Chart of the Day: An example of the 'Critical few' KPIs
To coincide with the release of an enhancement to our RACE digital marketing dashboard, today's Chart of the Day isn't published research around digital marketing. Instead, it's what I think is a nice, practical example of achieving focus through a marketing dashboard:
The visual dashboard above is a well-known dashboard example, taken from the well-regarded source of sharing approaches to managing Digital Business - the UK government's digital service.
Their article explains that when they're building a digital-by-default service like Carer’s Allowance, their team is continuously designing, testing and releasing changes to the live service to improve it and better meet user needs against critical KPIs of which standard usability measures like completion rate, user satisfaction and time to complete are most important.
They explain that, as a team, testing innovation they're moving away from detailed analytics reports to performance dashboards:
"Analytics reports have their place but they don’t help agile product teams make informed decisions while moving fast. We prioritise and release changes every 2 weeks and need to know quickly how the latest changes are performing.

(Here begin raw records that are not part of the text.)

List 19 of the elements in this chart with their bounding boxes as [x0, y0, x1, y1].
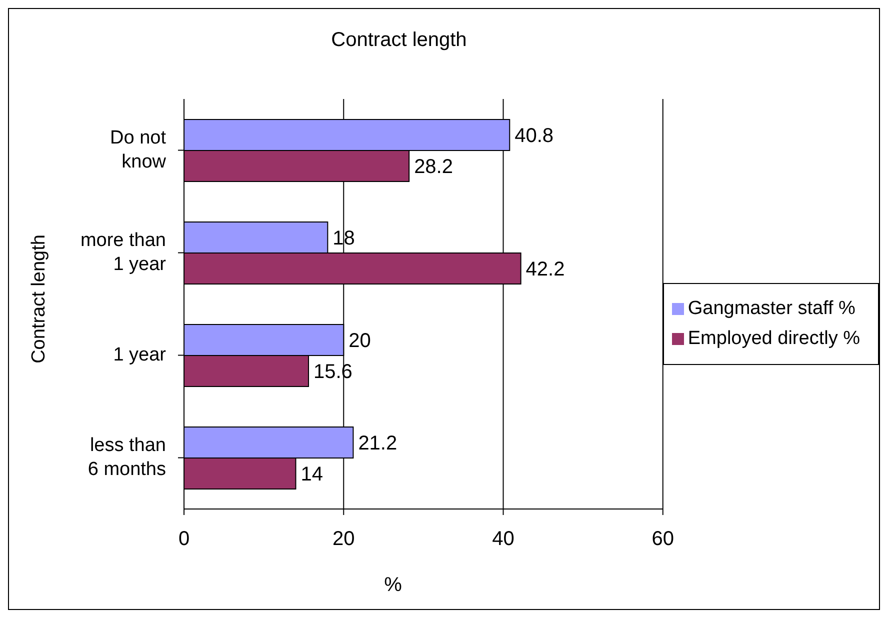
y-tick-label: less than 6 months: [88, 434, 166, 480]
x-tick-label: 20: [332, 528, 355, 550]
legend-label: Gangmaster staff %: [688, 298, 856, 319]
x-axis-title: %: [383, 574, 403, 597]
x-tick-label: 60: [652, 528, 674, 550]
y-tick-label: more than 1 year: [80, 230, 167, 275]
chart-title: Contract length: [330, 29, 468, 52]
y-tick-label: 1 year: [113, 344, 167, 366]
x-tick-label: 0: [178, 528, 190, 550]
data-label: 20: [348, 330, 371, 352]
x-tick-label: 40: [492, 528, 514, 550]
data-label: 40.8: [514, 125, 554, 148]
y-tick-label: Do not know: [110, 127, 167, 172]
data-label: 21.2: [358, 432, 398, 455]
data-label: 28.2: [414, 156, 454, 178]
data-label: 42.2: [526, 258, 565, 281]
y-axis-title: Contract length: [28, 234, 50, 364]
data-label: 14: [300, 464, 323, 486]
legend-label: Employed directly %: [688, 328, 860, 349]
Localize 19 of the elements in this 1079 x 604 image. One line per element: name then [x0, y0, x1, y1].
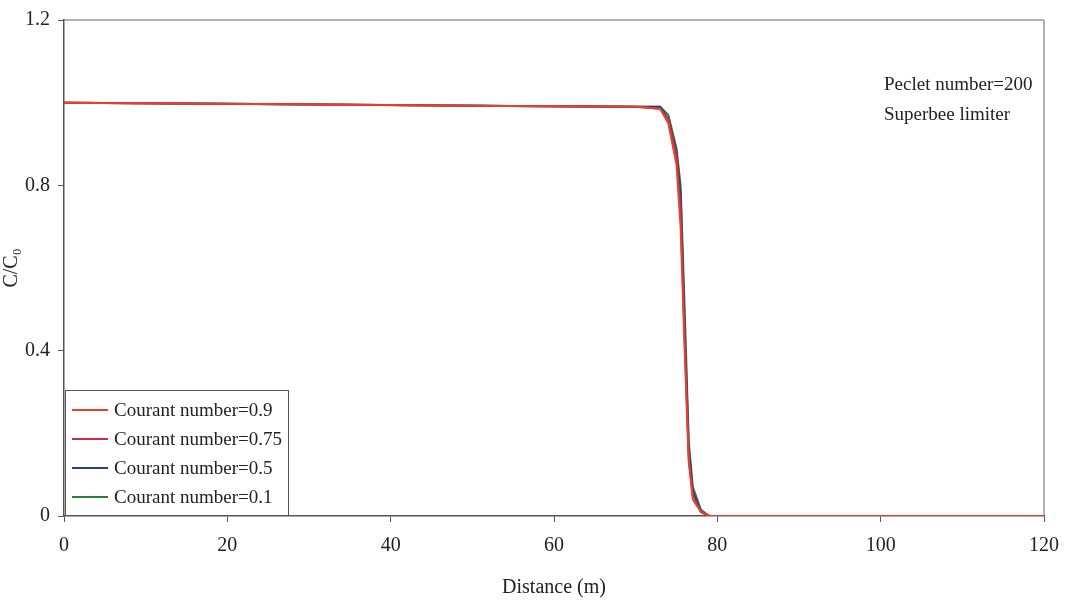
x-tick-label: 40: [380, 533, 401, 556]
legend-label: Courant number=0.5: [114, 456, 273, 479]
legend-label: Courant number=0.75: [114, 427, 282, 450]
x-tick-label: 60: [544, 533, 564, 556]
legend-label: Courant number=0.9: [114, 398, 273, 421]
y-tick-label: 1.2: [25, 7, 50, 30]
y-tick-label: 0.8: [25, 172, 50, 195]
x-axis-title: Distance (m): [502, 575, 606, 599]
x-tick-label: 0: [59, 533, 69, 556]
x-tick-label: 80: [707, 533, 728, 556]
y-tick-label: 0: [40, 503, 50, 526]
x-tick-label: 120: [1029, 533, 1059, 556]
y-tick-label: 0.4: [25, 337, 50, 360]
x-tick-label: 100: [865, 533, 896, 556]
y-axis-title: C/C₀: [0, 248, 22, 288]
x-tick-label: 20: [217, 533, 238, 556]
legend-label: Courant number=0.1: [114, 485, 273, 508]
annotation: Superbee limiter: [884, 102, 1011, 124]
annotation: Peclet number=200: [884, 72, 1033, 94]
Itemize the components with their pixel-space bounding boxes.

Key metrics are data points that change over time depending on how well the service is meeting user needs. They relate directly to how easy, quick, or understandable the transaction is for users".
That's an approach to measurement and improvement which applies equally to commercial businesses and it certainly informs our approach to testing and use of dashboards for weekly and monthly reporting and review. In our main member's dashboard for Google Analytics we have selected just 4 measures for each part of the RACE funnel from the many, many measures available in Google Analytics and channel measures for each are shown in a drill-down.